The Department of Electrical and Computer Engineering stimulates excellence in scholarship and research through close contact with the faculty and programs tailored to fit students' individual needs.
Students select an advisor and, with the advisor, plan an individual program bounded only by the broad guidelines of the Graduate College and the program. The department maintains close interdisciplinary ties with other University of Iowa departments, especially with the Departments of Physics and Astronomy, Computer Science (College of Liberal Arts and Sciences), Mechanical and Industrial Engineering, and Biomedical Engineering, and the Carver College of Medicine. Principal areas of graduate study include waves and materials, computer systems, wireless communications, signal and image processing, computational genomics, and control systems and systems theory. View principal areas of study under Research and Study Areas in the Electrical and Computer Engineering section of the Catalog.
The Master of Science program in electrical and computer engineering requires 30 s.h. of graduate credit with or without thesis. Either option may precede Ph.D. study. M.S. students must maintain a cumulative g.p.a. of at least 3.00.

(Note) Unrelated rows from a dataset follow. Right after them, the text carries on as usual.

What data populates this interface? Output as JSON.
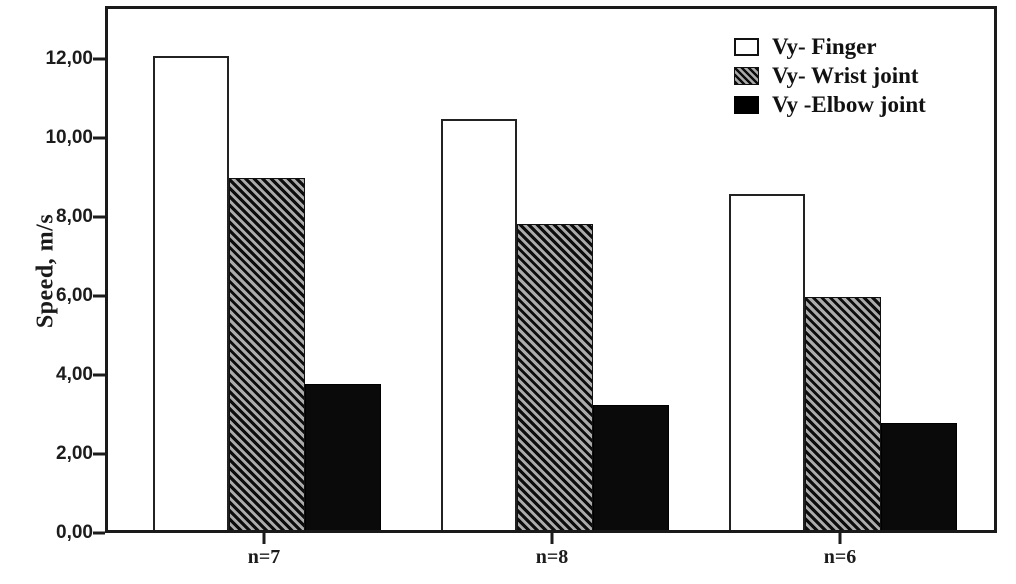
{
  "chart_data": {
    "type": "bar",
    "title": "",
    "xlabel": "",
    "ylabel": "Speed, m/s",
    "categories": [
      "n=7",
      "n=8",
      "n=6"
    ],
    "series": [
      {
        "name": "Vy- Finger",
        "swatch": "white",
        "values": [
          12.0,
          10.4,
          8.5
        ]
      },
      {
        "name": "Vy- Wrist joint",
        "swatch": "hatched",
        "values": [
          8.9,
          7.75,
          5.9
        ]
      },
      {
        "name": "Vy -Elbow joint",
        "swatch": "black",
        "values": [
          3.7,
          3.15,
          2.7
        ]
      }
    ],
    "y_tick_labels": [
      "0,00",
      "2,00",
      "4,00",
      "6,00",
      "8,00",
      "10,00",
      "12,00"
    ],
    "y_tick_values": [
      0,
      2,
      4,
      6,
      8,
      10,
      12
    ],
    "ylim": [
      0,
      13.33
    ],
    "decimal_separator": ",",
    "grid": false,
    "legend_position": "top-right-inside",
    "colors": {
      "background": "#ffffff",
      "frame": "#1a1a1a",
      "bar_white": "#ffffff",
      "bar_black": "#0a0a0a",
      "hatch_dark": "#0d0d0d",
      "hatch_light": "#ababab"
    }
  }
}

Thesis students must complete at least 12 s.h. from an approved list of electrical and computer engineering courses and 6 s.h. in ECE:5999 Research: Electrical and Computer Engineering M.S. Thesis. Nonthesis students must complete at least 18 s.h. from an approved list of electrical and computer engineering courses; they may count no more than 3 s.h. of independent study toward the degree. For a list of approved courses, see the Electrical and Computer Engineering Graduate Manual. Courses required for the B.S.E. in electrical engineering do not count toward the M.S. requirements.
Students who plan to satisfy thesis requirements must successfully complete a final examination, which is conducted by a committee of at least three faculty members. The final examination consists of an oral defense of the thesis.
Software Engineering Subprogram
A subprogram in software engineering is available to both thesis and nonthesis students. Both thesis and nonthesis options require a minimum of 30 s.h. of graduate credit. All rules for additional credit and the M.S. final examination are the same as for the M.S. without the subprogram. Successful completion of the subprogram results in a designation that specifies the software engineering subprogram on a student's transcript.
The software engineering subprogram requires the following course work.
|ECE:5310||Introduction to VLSI Design||3|
|ECE:5320||High Performance Computer Architecture||3|
|ECE:5330||Graph Algorithms and Combinatorial Optimization||3|
|ECE:5800||Fundamentals of Software Engineering||3|
|ECE:5810||Formal Methods in Software Engineering||3|
|ECE:5820||Software Engineering Languages and Tools||3|
|ECE:5830||Software Engineering Project||3|
In addition to the courses listed above, thesis students complete another 3 s.h. of course work from the approved list of electrical and computer engineering courses; nonthesis students complete another 6 s.h. For a list of approved courses, see the Electrical and Computer Engineering Graduate Manual.
Applicants must meet the admission requirements of the Graduate College; see the Manual of Rules and Regulations of the Graduate College.
Applicants must have a g.p.a. of at least 3.00 on all electrical and computer engineering, mathematics, and physics course work. Those with a g.p.a. between 2.75 and 3.00 in electrical and computer engineering, mathematics, and physics course work may be admitted on probation, if warranted by other aspects of their academic records.
Students with baccalaureate degrees in related areas (e.g., physics, mathematics, and computer science) may be admitted on conditional status. They may be required to complete additional course work, without earning graduate credit, before being granted regular status.
Each application is reviewed individually. Extenuating circumstances may permit deviations from the usual standards.
A number of fellowships, traineeships, assistantships, scholarships, and industrial grants are available to graduate students who qualify. These are awarded on a competitive basis.
The engineering profession is a foundation for a variety of careers in industry, medicine, law, government, and consulting. Electrical engineers find employment everywhere smart technology is employed. They consistently rank among the most sought after and highest-paid technology professionals. On average, 93-98 percent of graduates are employed in their field of study or pursuing advanced education within seven months of graduation.
Engineering Professional Development (EPD) develops and promotes experiential education and professional opportunities for students. Professional staff coordinate the college's co-op and internship program, engage in employer outreach, and provide opportunities for students to network with employers, including an engineering career fair and other career-development programming each semester. EPD also offers individual advising and class presentations on résumé and cover letter preparation, job and internship search strategies, interviewing skills, and job offer evaluation.